Die biblischen Überlieferungen über das Aufkommen des Königtums in Israel sind zwiespältig. Das ist bereits im Richterbuch zutage getreten (vgl. Ri 8, 22f; Ri 21, 25). In den folgenden Büchern ist daraus ebensowenig Hehl gemacht.



Israel ist kein Volk wie die anderen, sondern Gottes eigenes Volk. Zum Volk geworden durch Gottes Heilstat in der Herausführung aus Ägypten, hat Israel im Heiligtum des Bundesgottes vom Sinai seine einigende Mitte. Für einen König nach dem Vorbild der heidnischen Völker ist darum in Israel kein Platz. Sein Herrscher ist einzig der Herr (vgl. Ri 8, 23), und die Bestellung von Richtern erscheint als die ihm gemäße Form der Ausübung staatlicher und militärischer Macht. Noch Samuel scheint etwas Derartiges, wenn auch als erbliche Einrichtung, anzustreben (vgl. 1Sam 8, 1).



Andererseits läßt aber gerade das Richterbuch durch seine Ausrichtung auf die Königszeit erkennen, weil Gottes Angebot an Israel, sich einzig seiner Herrschaft zu unterstellen, immer wieder scheitert und wie die Notwendigkeit einer starken politischen Spitze für das nunmehr seßhafte Volk sich immer unabweisbarer geltend macht, auch und vor allem zur Abwendung der tödlichen Bedrohung von außen durch die Israel weit überlegenen Philister.



Wohl ist das klägliche Scheitern des ersten Versuches, ein Königtum aufzurichten, den Abimelech unternimmt, ein unübersehbares Warnzeichen - unterstrichen noch durch Jotams Spott-Fabel vom unnützen und gefahrbringenden König (vgl. Ri 9, 1 - 21). Ebenso ist vor allem die Begründung "Wir wollen so sein, wie alle anderen Völker" (vgl. 1Sam 8, 20), mit der das Verlangen, einen König zu haben, ausgesprochen ist, als treulose Absage an Gott selbst empfunden. Und doch lassen die Überlieferungen mehr und mehr erkennen, daß nunmehr das Königtum nicht nur notwendig kommen muß, sondern daß es auch von Gott in seinen Heilsplan mit Israel aufgenommen ist. Freilich, wie so manches andere, das Israel aus seiner heidnischen Umwelt bei sich aufgenommen hat, erfährt nun auch die Einrichtung des Königtums, von der größeren Wirklichkeit des Gottesbundes her, eine radikale Umdeutung und Umprägung.

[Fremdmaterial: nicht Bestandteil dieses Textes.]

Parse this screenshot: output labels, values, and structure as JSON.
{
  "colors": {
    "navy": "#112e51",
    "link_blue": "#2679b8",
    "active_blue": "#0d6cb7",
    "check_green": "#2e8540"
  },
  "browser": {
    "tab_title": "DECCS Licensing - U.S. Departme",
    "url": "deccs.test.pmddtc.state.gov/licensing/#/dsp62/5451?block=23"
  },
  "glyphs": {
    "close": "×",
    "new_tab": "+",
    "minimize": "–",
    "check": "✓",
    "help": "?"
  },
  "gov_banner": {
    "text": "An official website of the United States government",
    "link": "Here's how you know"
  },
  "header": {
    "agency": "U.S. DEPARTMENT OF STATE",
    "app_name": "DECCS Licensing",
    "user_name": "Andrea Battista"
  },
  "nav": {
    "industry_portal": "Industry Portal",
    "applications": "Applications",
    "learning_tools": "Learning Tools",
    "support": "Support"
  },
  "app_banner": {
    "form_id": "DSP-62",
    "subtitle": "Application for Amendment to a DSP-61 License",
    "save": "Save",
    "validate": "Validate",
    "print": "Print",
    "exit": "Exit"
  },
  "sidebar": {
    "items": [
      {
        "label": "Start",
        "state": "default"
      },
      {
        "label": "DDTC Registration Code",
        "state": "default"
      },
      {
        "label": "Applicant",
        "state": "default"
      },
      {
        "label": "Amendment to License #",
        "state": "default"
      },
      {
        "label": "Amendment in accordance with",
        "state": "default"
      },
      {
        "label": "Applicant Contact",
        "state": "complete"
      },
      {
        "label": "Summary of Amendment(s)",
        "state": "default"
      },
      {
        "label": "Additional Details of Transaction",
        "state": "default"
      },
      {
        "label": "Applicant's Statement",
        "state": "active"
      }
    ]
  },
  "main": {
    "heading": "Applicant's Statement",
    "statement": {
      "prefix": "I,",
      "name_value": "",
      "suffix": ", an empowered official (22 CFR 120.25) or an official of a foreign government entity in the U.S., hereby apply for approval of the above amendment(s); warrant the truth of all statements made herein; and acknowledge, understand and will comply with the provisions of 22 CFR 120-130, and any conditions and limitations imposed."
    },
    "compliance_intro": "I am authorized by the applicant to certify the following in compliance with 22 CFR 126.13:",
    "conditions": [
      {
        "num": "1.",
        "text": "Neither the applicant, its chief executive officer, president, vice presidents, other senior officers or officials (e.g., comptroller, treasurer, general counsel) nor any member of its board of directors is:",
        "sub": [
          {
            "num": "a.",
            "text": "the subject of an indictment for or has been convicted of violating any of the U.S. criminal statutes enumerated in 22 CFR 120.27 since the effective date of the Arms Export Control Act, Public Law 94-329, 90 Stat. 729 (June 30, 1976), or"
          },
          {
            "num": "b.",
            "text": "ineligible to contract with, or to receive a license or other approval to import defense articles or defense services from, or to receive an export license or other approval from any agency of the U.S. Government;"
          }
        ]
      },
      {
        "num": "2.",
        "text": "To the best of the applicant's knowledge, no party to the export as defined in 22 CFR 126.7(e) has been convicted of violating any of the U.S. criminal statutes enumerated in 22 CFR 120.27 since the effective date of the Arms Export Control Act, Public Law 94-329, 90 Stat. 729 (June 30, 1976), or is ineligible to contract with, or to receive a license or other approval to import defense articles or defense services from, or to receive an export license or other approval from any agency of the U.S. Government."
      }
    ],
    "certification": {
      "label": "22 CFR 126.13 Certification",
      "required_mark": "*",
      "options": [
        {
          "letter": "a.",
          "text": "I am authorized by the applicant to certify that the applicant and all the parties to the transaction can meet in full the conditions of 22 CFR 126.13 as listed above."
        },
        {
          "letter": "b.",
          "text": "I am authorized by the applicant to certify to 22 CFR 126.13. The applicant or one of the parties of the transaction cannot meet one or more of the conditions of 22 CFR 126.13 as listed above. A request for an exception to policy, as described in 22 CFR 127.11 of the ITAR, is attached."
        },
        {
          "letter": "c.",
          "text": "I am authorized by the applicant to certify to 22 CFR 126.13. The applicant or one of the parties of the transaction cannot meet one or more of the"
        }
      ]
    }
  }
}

Der wahre Herrscher in Israel bleibt Gott, der HERR des Heiles. Der König steht unter Gottes Wort, das der Mund der Propheten kündet, und ist gebunden an Gottes Willen, wie er offenbar wird im Gesetz. Wohl ist er Gottes Gesalbter mitten in Gottes Volk, niemals aber Erscheinungsform der Gottheit selbst (wie in der orientalischen Königsideologie). Wohl ist auch er Gottes "Sohn", doch nicht naturhaft, sondern nur angenommen aus Gnaden.



Noch einmal führt der Weg zum Königtum zunächst durch ein Scheitern. Es ist als ob in Saul, dem erste König, zuerst einmal die ganze Widersprüchlichkeit in der Stellung eines Königs in Gottes Bundesvolk sichtbar gemacht werden soll. Saul zerbricht daran, und der dunkle Schatten seiner tragischen Gestalt fällt noch weit in die Königszeit hinein.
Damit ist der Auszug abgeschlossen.